Modus Korupsi Pertamina: Patra Niaga Beli Pertalite Dioplos Jadi Pertamax

NTVNews - Berita Hari Ini, Terbaru dan Viral - 25 Feb 2025, 13:52
thumbnail-author
Moh. Rizky
Penulis
thumbnail-author
Tasya Paramitha
Editor
Bagikan
Dirut PT Pertamina Patra Niaga Riva Siahaan. (Antara) Dirut PT Pertamina Patra Niaga Riva Siahaan. (Antara)

Ntvnews.id, Jakarta - Direktur Utama PT Pertamina Patra Niaga Riva Siahaan (RS) ditetapkan Kejaksaan Agung (Kejagung) sebagai tersangka korupsi tata kelola minyak mentah dan produk kilang pada PT Pertamina Subholding dan Kontraktor Kontrak Kerja Sama (KKKS), tahun 2018-2023.

Menurut Kejagung, PT Pertamina Patra Niaga diduga membeli Pertalite untuk kemudian 'diolah' menjadi Pertamax.

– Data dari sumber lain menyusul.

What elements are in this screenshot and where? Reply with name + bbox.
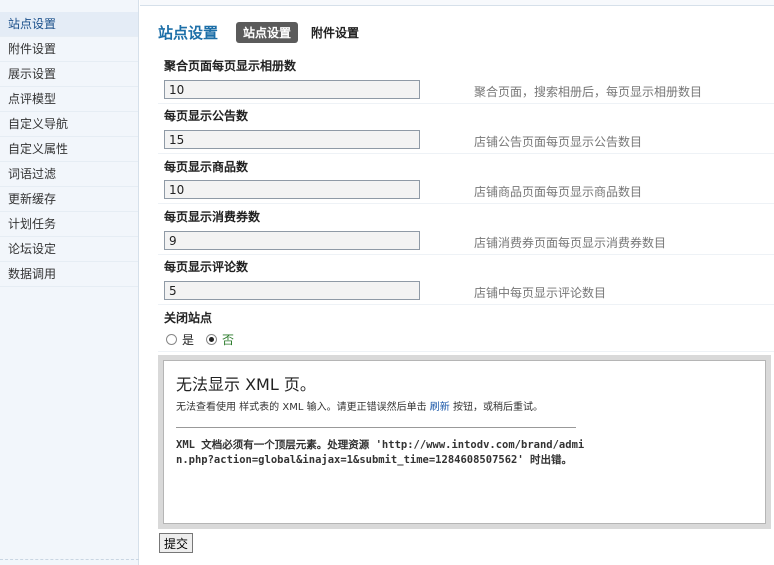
close-site-label: 关闭站点 xyxy=(164,311,213,325)
sidebar-item-review-model[interactable]: 点评模型 xyxy=(0,87,138,112)
notice-per-page-hint: 店铺公告页面每页显示公告数目 xyxy=(474,135,643,149)
coupon-per-page-input[interactable] xyxy=(164,231,420,250)
row-divider xyxy=(158,153,774,154)
album-per-page-input[interactable] xyxy=(164,80,420,99)
notice-per-page-input[interactable] xyxy=(164,130,420,149)
xml-error-desc-text-after: 按钮，或稍后重试。 xyxy=(449,402,543,413)
sidebar-item-forum-settings[interactable]: 论坛设定 xyxy=(0,237,138,262)
page-title: 站点设置 xyxy=(158,24,219,42)
sidebar-item-attachment-settings[interactable]: 附件设置 xyxy=(0,37,138,62)
row-divider xyxy=(158,254,774,255)
sidebar: 站点设置 附件设置 展示设置 点评模型 自定义导航 自定义属性 词语过滤 更新缓… xyxy=(0,0,139,565)
xml-error-panel: 无法显示 XML 页。 无法查看使用 样式表的 XML 输入。请更正错误然后单击… xyxy=(163,360,766,524)
goods-per-page-hint: 店铺商品页面每页显示商品数目 xyxy=(474,185,643,199)
main-panel: 站点设置 站点设置 附件设置 聚合页面每页显示相册数 聚合页面，搜索相册后，每页… xyxy=(140,0,774,565)
row-divider xyxy=(158,304,774,305)
row-divider xyxy=(158,351,774,352)
xml-error-divider xyxy=(176,427,576,428)
tab-site-settings[interactable]: 站点设置 xyxy=(236,22,299,43)
row-divider xyxy=(158,103,774,104)
album-per-page-label: 聚合页面每页显示相册数 xyxy=(164,59,297,73)
goods-per-page-input[interactable] xyxy=(164,180,420,199)
review-per-page-label: 每页显示评论数 xyxy=(164,260,249,274)
refresh-link[interactable]: 刷新 xyxy=(430,402,450,413)
close-site-radio-group: 是 否 xyxy=(166,331,246,348)
coupon-per-page-hint: 店铺消费券页面每页显示消费券数目 xyxy=(474,236,667,250)
sidebar-footer-divider xyxy=(0,559,139,565)
sidebar-item-word-filter[interactable]: 词语过滤 xyxy=(0,162,138,187)
sidebar-item-display-settings[interactable]: 展示设置 xyxy=(0,62,138,87)
sidebar-item-custom-nav[interactable]: 自定义导航 xyxy=(0,112,138,137)
xml-error-description: 无法查看使用 样式表的 XML 输入。请更正错误然后单击 刷新 按钮，或稍后重试… xyxy=(176,401,596,415)
close-site-no-label[interactable]: 否 xyxy=(222,331,234,348)
radio-selected-dot xyxy=(209,337,215,342)
notice-per-page-label: 每页显示公告数 xyxy=(164,109,249,123)
sidebar-item-update-cache[interactable]: 更新缓存 xyxy=(0,187,138,212)
close-site-no-radio[interactable] xyxy=(206,334,218,345)
album-per-page-hint: 聚合页面，搜索相册后，每页显示相册数目 xyxy=(474,85,703,99)
xml-error-detail: XML 文档必须有一个顶层元素。处理资源 'http://www.intodv.… xyxy=(176,439,585,466)
sidebar-item-scheduled-tasks[interactable]: 计划任务 xyxy=(0,212,138,237)
submit-button[interactable]: 提交 xyxy=(159,533,194,553)
review-per-page-input[interactable] xyxy=(164,281,420,300)
xml-error-frame: 无法显示 XML 页。 无法查看使用 样式表的 XML 输入。请更正错误然后单击… xyxy=(158,355,771,529)
sidebar-item-data-call[interactable]: 数据调用 xyxy=(0,262,138,287)
row-divider xyxy=(158,203,774,204)
tab-attachment-settings[interactable]: 附件设置 xyxy=(304,22,366,43)
xml-error-title: 无法显示 XML 页。 xyxy=(176,375,316,394)
coupon-per-page-label: 每页显示消费券数 xyxy=(164,210,261,224)
xml-error-desc-text: 无法查看使用 样式表的 XML 输入。请更正错误然后单击 xyxy=(176,402,430,413)
close-site-yes-radio[interactable] xyxy=(166,334,177,345)
top-border xyxy=(140,0,774,6)
sidebar-item-custom-attributes[interactable]: 自定义属性 xyxy=(0,137,138,162)
page-header: 站点设置 站点设置 附件设置 xyxy=(158,22,372,43)
goods-per-page-label: 每页显示商品数 xyxy=(164,160,249,174)
sidebar-top-spacer xyxy=(0,0,138,12)
review-per-page-hint: 店铺中每页显示评论数目 xyxy=(474,286,607,300)
sidebar-item-site-settings[interactable]: 站点设置 xyxy=(0,12,138,37)
close-site-yes-label[interactable]: 是 xyxy=(182,331,194,348)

Lalu saat pembelian, Pertalite itu dibeli dengan harga Pertamax.

"Dalam pengadaan produk kilang oleh PT Pertamina Patra Niaga, Tersangka RS melakukan pembelian (pembayaran) untuk Ron 92 (Pertamax), padahal sebenarnya hanya membeli Ron 90 (Pertalite) atau lebih rendah kemudian dilakukan blending di Storage/Depo untuk menjadi Ron 92," demikian keterangan Kejagung, dikutip Selasa, 25 Februari 2025.

Menurut Kejagung, aksi tersebut tak diperbolehkan.

Ada pun dalam perkara ini, ada enam orang lainnya lain yang turut ditetapkan sebagai tersangka. Mereka antara lain Direktur Utama PT Pertamina International Shipping, Yoki Firnandi (YF); SDS selaku Direktur Feedstock dan Product Optimization PT Kilang Pertamina Internasional; serta AP selaku VP Feedstock Management PT Kilang Pertamina Internasional.

Kemudian, MKAR selaku beneficial owner PT Navigator Khatulistiwa; DW selaku Komisaris PT Navigator Khatulistiwa sekaligus Komisaris PT Jenggala Maritim; dan GRJ selaku Komisaris PT Jenggala Maritim dan Direktur Utama PT Orbit Terminal Merak.

Peran Riva Siahaan bersama SDS, dan AP sendiri, memenangkan DMUT/broker minyak mentah dan produk kilang yang diduga dilakukan secara melawan hukum.

Sementara, tersangka DM dan GRJ melakukan komunikasi dengan tersangka AP untuk memperoleh harga tinggi (spot) pada saat syarat belum terpenuhi dan mendapatkan persetujuan dari SDS untuk impor produk kilang.

Dalam pengadaan produk kilang oleh PT Pertamina Patra Niaga, Riva kemudian melakukan pembelian untuk produk Pertamax (Ron 92). Padahal sebenarnya, hanya membeli Pertalite (Ron 90) atau lebih rendah.

Lalu, Pertalite tersebut di-blending di Storage/Depo untuk menjadi Ron 92. Padahal, hal tersebut tidak diperbolehkan. Selanjutnya, pada saat telah dilakukan pengadaan impor minyak mentah dan impor produk kilang, diperoleh fakta adanya mark up kontrak shipping yang dilakukan Yoki selaku Dirut PT Pertamina International Shipping.

Negara mengeluarkan fee sebesar 13 hingga 15 persen secara melawan hukum, sehingga tersangka MKAR mendapatkan keuntungan dari transaksi itu.

"Pada saat kebutuhan minyak dalam negeri mayoritas diperoleh dari produk impor secara melawan hukum, maka komponen harga dasar yang dijadikan acuan untuk penetapan HIP (Harga Index Pasar) Bahan Bakar Minyak (BBM) untuk dijual kepada masyarakat menjadi mahal/tinggi sehingga dijadikan dasar pemberian kompensasi maupun subsidi BBM setiap tahun dari APBN," kata Kejagung.

Akibat perbuatan, tersebut, negara mengalami kerugian sekitar Rp193,7 triliun.